2. Low False Positives: Even with considerable tuning, it is incredibly difficult to find the balance between too many warnings and missing actual events, and a constant operation. Reducing the number of false positives is crucial for the SOC team so that it can focus more on the real threats than imaginary ones. Deception technology has exceptionally low false positives as no one should communicate with a decoy, credential, or file system. Any interaction is worth studying, and can even cause an orchestral response. This happens when the SOC reduces the number of warnings to ones that are real and actual threats.

3. Planned Response: As data or information at stake is huge in terms of money or sensitivity, a fast and immediate response is of vital importance. Once an attack is detected, the response sent should be reliable without necessary validation by a human. Else it could turn out to be a false positive which could lead to obstructions in the business. An ideal deception system ensures appropriate response, detects compromised data, and removes the threat without any effect on the data. All this without the need for human intervention.

4. Detect Insider Threats: Although security teams have traditionally concentrated more on external threats, it is much harder to tackle the attacker with legitimate access. They also have extensive knowledge of the mechanisms of protection in place and can tailor their malicious intent to appear entirely innocent. Usually the hackers are after records of staff at a senior position, and also search and hack systems that are unauthorised and try to copy data of sensitive nature.

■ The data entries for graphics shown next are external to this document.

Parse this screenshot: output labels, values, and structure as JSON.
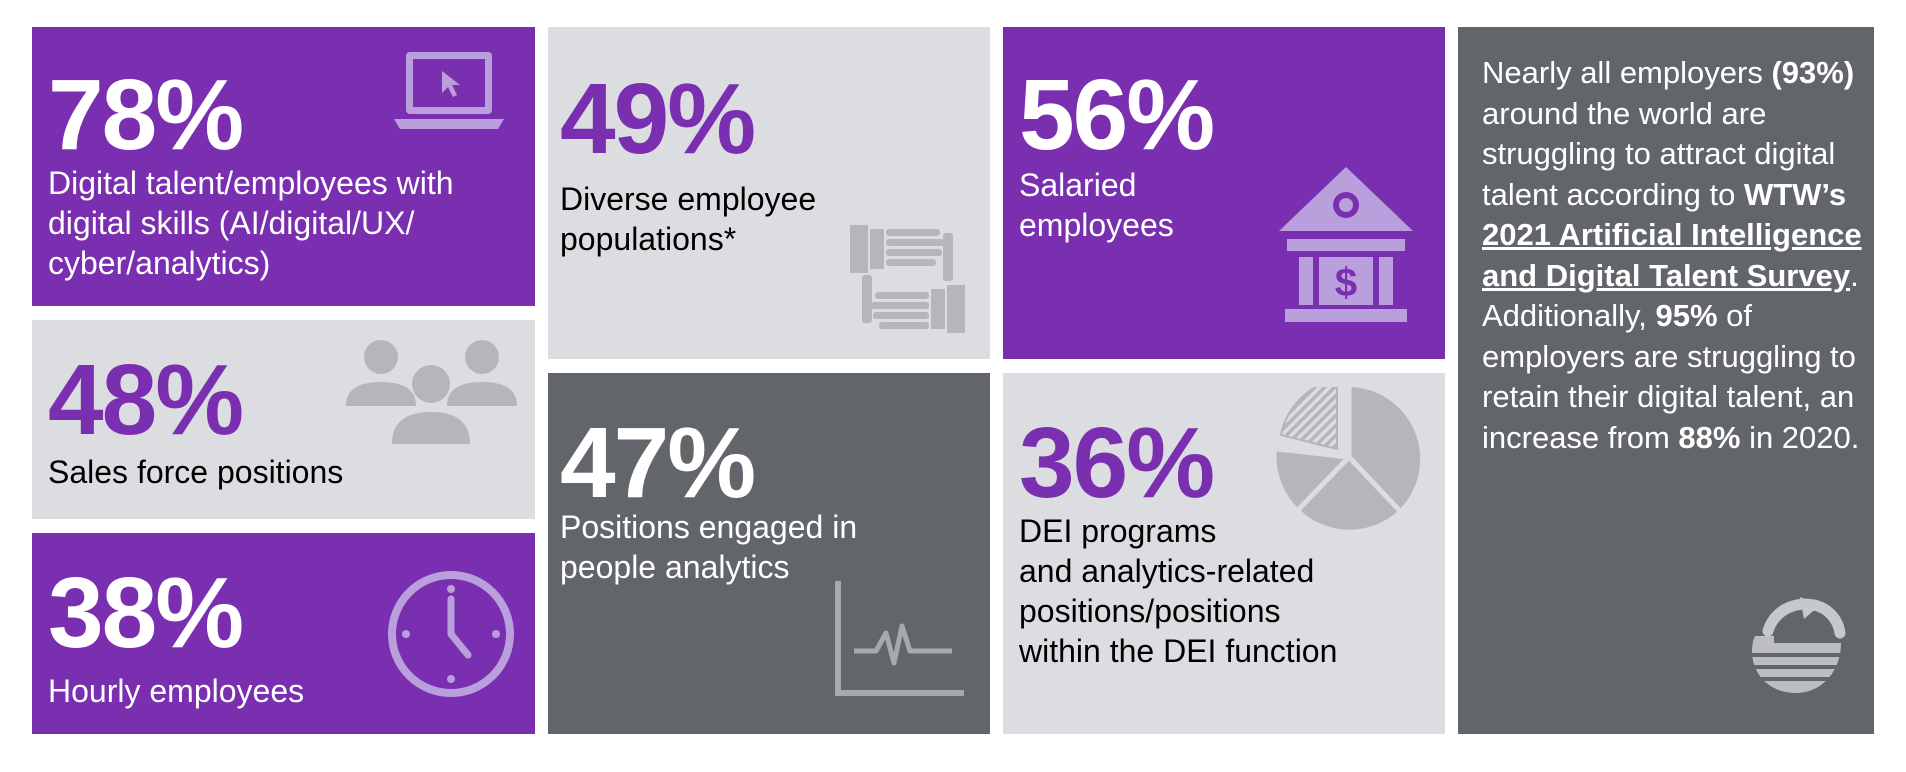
{
  "stats": [
    {
      "value": "78%",
      "label_lines": [
        "Digital talent/employees with",
        "digital skills (AI/digital/UX/",
        "cyber/analytics)"
      ],
      "icon": "laptop-icon"
    },
    {
      "value": "48%",
      "label_lines": [
        "Sales force positions"
      ],
      "icon": "people-group-icon"
    },
    {
      "value": "38%",
      "label_lines": [
        "Hourly employees"
      ],
      "icon": "clock-icon"
    },
    {
      "value": "49%",
      "label_lines": [
        "Diverse employee",
        "populations*"
      ],
      "icon": "joined-hands-icon"
    },
    {
      "value": "47%",
      "label_lines": [
        "Positions engaged in",
        "people analytics"
      ],
      "icon": "line-chart-icon"
    },
    {
      "value": "56%",
      "label_lines": [
        "Salaried",
        "employees"
      ],
      "icon": "bank-icon"
    },
    {
      "value": "36%",
      "label_lines": [
        "DEI programs",
        "and analytics-related",
        "positions/positions",
        "within the DEI function"
      ],
      "icon": "pie-chart-icon"
    }
  ],
  "summary": {
    "p1": "Nearly all employers",
    "p2": "(93%)",
    "p3": " around the world are struggling to attract digital talent according to ",
    "p4": "WTW’s",
    "p5": " ",
    "link": "2021 Artificial Intelligence and Digital Talent Survey",
    "p6": ". Additionally, ",
    "p7": "95%",
    "p8": " of employers are struggling to retain their digital talent, an increase from ",
    "p9": "88%",
    "p10": " in 2020."
  },
  "logo_icon": "wtw-globe-logo-icon",
  "colors": {
    "purple": "#7a2fb0",
    "light_gray": "#dcdde0",
    "dark_gray": "#626569",
    "icon_light": "#b9a0dc",
    "icon_gray": "#b4b6ba"
  }
}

The decoys are placed in such a manner that only a handful of trusted employees are aware of its existence. These decoys are usually invisible to normal users. It also acts as a way of deterring internal workers from casual theft or excessive inquisitivity.

5. “Assumed Breach” Approach: There were days when the defenders could split their network neatly into trusted and untrusted parts. Unfortunately, networks are becoming more complicated than ever and, for the most part, adversaries are ahead. Therefore, the industry has taken on a defensive strategy. This strategy frees the defenders from attempting to plug any weakness into base-lining and testing for progressive compromise. It relies on a good baseline and reliable telemetry which ensures automatic transmission of data at end points to the receiving stations. This traps even the most sophisticated hackers residing inside the network. Deception works on the tactic of assuming that a breach has already occurred. It interacts with the intruder and relays their presence to the security teams.

Deception is an integral component of the SOC and is a game changer. Even as the hackers have become more aggressive and intrusive in nature, the adversarial nature of the deception technology makes certain that they stay a step ahead.

Even big organizations like the Reserve Bank of India (ReBIT) use an advanced Deception Technology supported SOC framework.